After carving up your Halloween pumpkin, don't forget to save those seeds. Pumpkin seeds are not only delicious but also provide many health benefits. Here are a ten things you may not know about our big orange friend and it's delicious seeds.
1) Like cantaloupe, watermelon, cucumbers and squash, pumpkins belong to the gourd or Cucurbitaceae family.
2) Pumpkin seeds are a very good source of phosphorus, magnesium, manganese, zinc, iron and copper. In addition, pumpkin seeds are a good source of protein and vitamin K.
3) Pumpkin seeds may effectively reduce inflammation. In animal studies, they were compared favorably with use of the anti-inflammatory drug Indomethacin in reducing inflammatory symptoms.

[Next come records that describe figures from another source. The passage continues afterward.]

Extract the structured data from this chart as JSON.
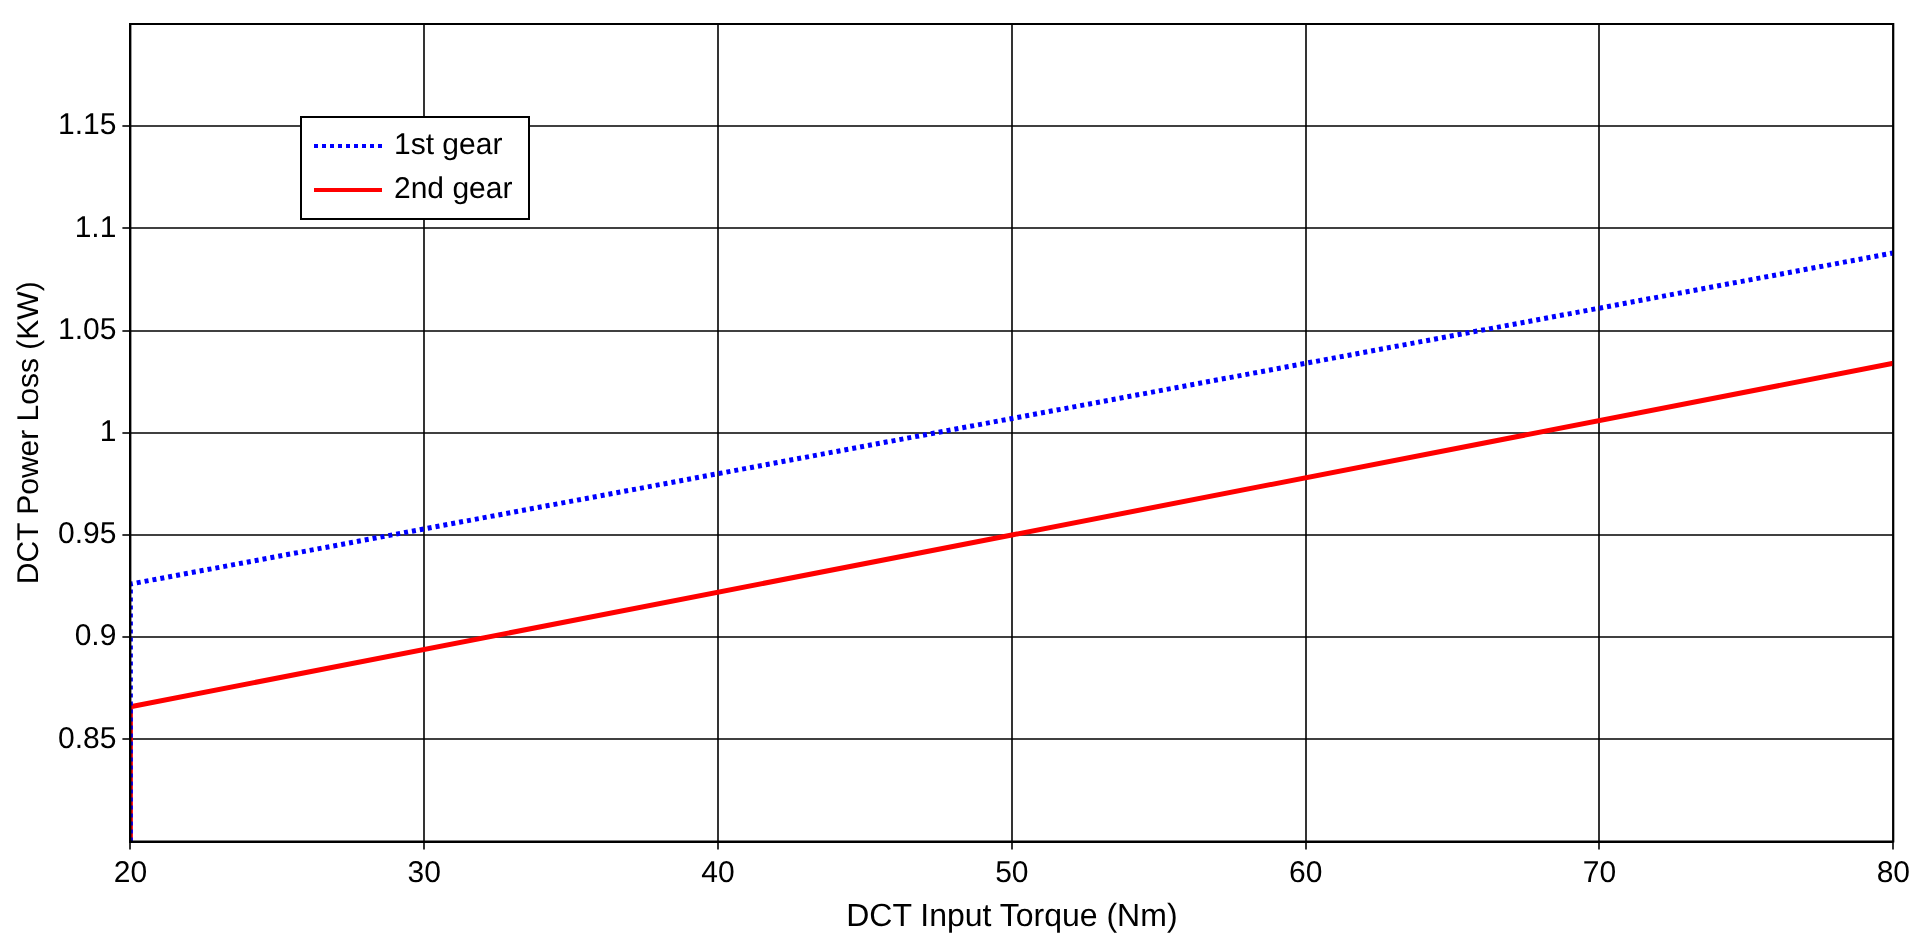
{
  "chart_data": {
    "type": "line",
    "xlabel": "DCT Input Torque (Nm)",
    "ylabel": "DCT Power Loss (KW)",
    "xlim": [
      20,
      80
    ],
    "xticks": [
      20,
      30,
      40,
      50,
      60,
      70,
      80
    ],
    "ylim": [
      0.8,
      1.2
    ],
    "yticks": [
      0.85,
      0.9,
      0.95,
      1,
      1.05,
      1.1,
      1.15
    ],
    "grid": true,
    "legend": "top left",
    "marker": "none",
    "series": [
      {
        "name": "1st gear",
        "color": "#0000ff",
        "line_style": "dotted",
        "x": [
          20,
          20,
          50,
          80
        ],
        "values": [
          0.8,
          0.926,
          1.007,
          1.088
        ]
      },
      {
        "name": "2nd gear",
        "color": "#ff0000",
        "line_style": "solid",
        "x": [
          20,
          20,
          50,
          80
        ],
        "values": [
          0.8,
          0.866,
          0.95,
          1.034
        ]
      }
    ]
  }
}
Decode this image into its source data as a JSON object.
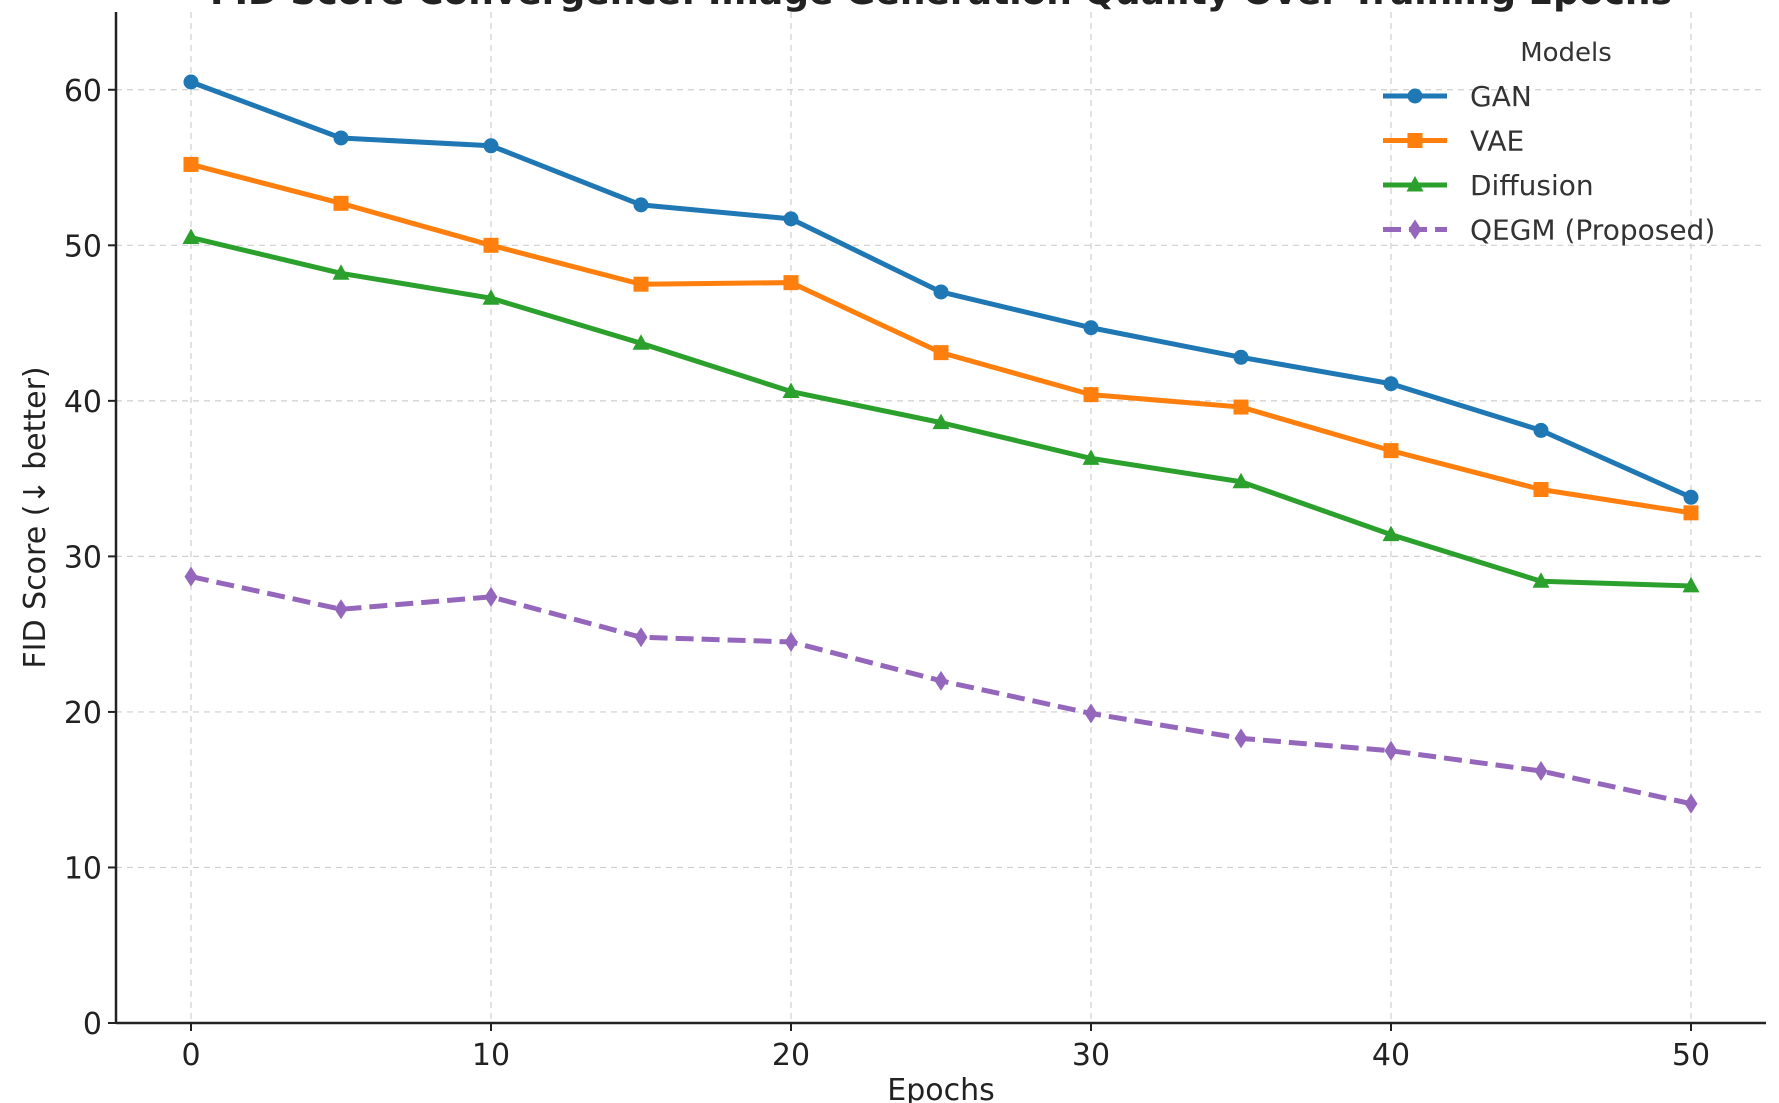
{
  "chart_data": {
    "type": "line",
    "title": "FID Score Convergence: Image Generation Quality Over Training Epochs",
    "xlabel": "Epochs",
    "ylabel": "FID Score (↓ better)",
    "x": [
      0,
      5,
      10,
      15,
      20,
      25,
      30,
      35,
      40,
      45,
      50
    ],
    "xlim": [
      -2.5,
      52.5
    ],
    "ylim": [
      0,
      65
    ],
    "xticks": [
      0,
      10,
      20,
      30,
      40,
      50
    ],
    "yticks": [
      0,
      10,
      20,
      30,
      40,
      50,
      60
    ],
    "grid": true,
    "legend_title": "Models",
    "legend_position": "top-right",
    "series": [
      {
        "name": "GAN",
        "color": "#1f77b4",
        "marker": "circle",
        "linestyle": "solid",
        "values": [
          60.5,
          56.9,
          56.4,
          52.6,
          51.7,
          47.0,
          44.7,
          42.8,
          41.1,
          38.1,
          33.8
        ]
      },
      {
        "name": "VAE",
        "color": "#ff7f0e",
        "marker": "square",
        "linestyle": "solid",
        "values": [
          55.2,
          52.7,
          50.0,
          47.5,
          47.6,
          43.1,
          40.4,
          39.6,
          36.8,
          34.3,
          32.8
        ]
      },
      {
        "name": "Diffusion",
        "color": "#2ca02c",
        "marker": "triangle",
        "linestyle": "solid",
        "values": [
          50.5,
          48.2,
          46.6,
          43.7,
          40.6,
          38.6,
          36.3,
          34.8,
          31.4,
          28.4,
          28.1
        ]
      },
      {
        "name": "QEGM (Proposed)",
        "color": "#9467bd",
        "marker": "diamond",
        "linestyle": "dashed",
        "values": [
          28.7,
          26.6,
          27.4,
          24.8,
          24.5,
          22.0,
          19.9,
          18.3,
          17.5,
          16.2,
          14.1
        ]
      }
    ]
  }
}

4) Pumpkin seeds may help prevent prostate enlargement. Compounds in pumpkin seeds appear to be able to interrupt increased prostate cell multiplication. The large amounts of Zinc may also improve prostate function. Both German and Bulgarian folk medicines say that eating pumpkin seeds prevents impotence.
5) Because they are high in zinc, pumpkin seeds are also natural protector against osteoporosis. Low intake of zinc has been linked to increased rates of osteoporosis.
6) Pumpkin seeds contain the amino acid L-tryptophan, zinc and magnesium, which may be effective in treating mild depression.
7) Two trials from Thailand reported that eating pumpkin seeds reduces urinary risk factors for forming kidney stones. They are also helpful in reducing purine which causes gout.
8) Pumpkin Seeds have been used in traditional medicine to treat parasites such as pin worms, round worms and tape worms.
9) Pumpkin seeds contain phytosterols, compounds that have been shown to reduce levels of LDL cholesterol. These same phytosterols, are also believed to increase the immune response and decrease risk of certain types of cancers.
10) Fifty grams of seeds has 5 grams of healthy dietary fiber.
Here is a recipe for Toasted Pumpkin Seeds with Sugar and Spice from allrecipes.com
Ingredients:
• 1 cup raw pumpkin seeds, rinsed and dried
• 6 tablespoons white sugar, divided
• 1/4 teaspoon salt
• 1/2 teaspoon pumpkin pie spice
• 1 tablespoon vegetable oil
Directions:
1. Preheat the oven to 250 degrees F. Spread pumpkin seeds in a single layer on a baking sheet. Toast for 45 minutes, stirring occasionally, until dry and toasted. Larger seeds may take longer.
2. In a large bowl, stir together 2 tablespoons of sugar, salt, and pumpkin pie spice. Set aside. Heat the oil in a large skillet over medium-high heat. Add the pumpkin seeds and sprinkle the remaining sugar over them. Stir with a wooden spoon until the sugar melts, about 45 seconds. Pour seeds into the bowl with the spiced sugar and stir until coated. Allow to cool before serving. Store in an airtight container at room temperature.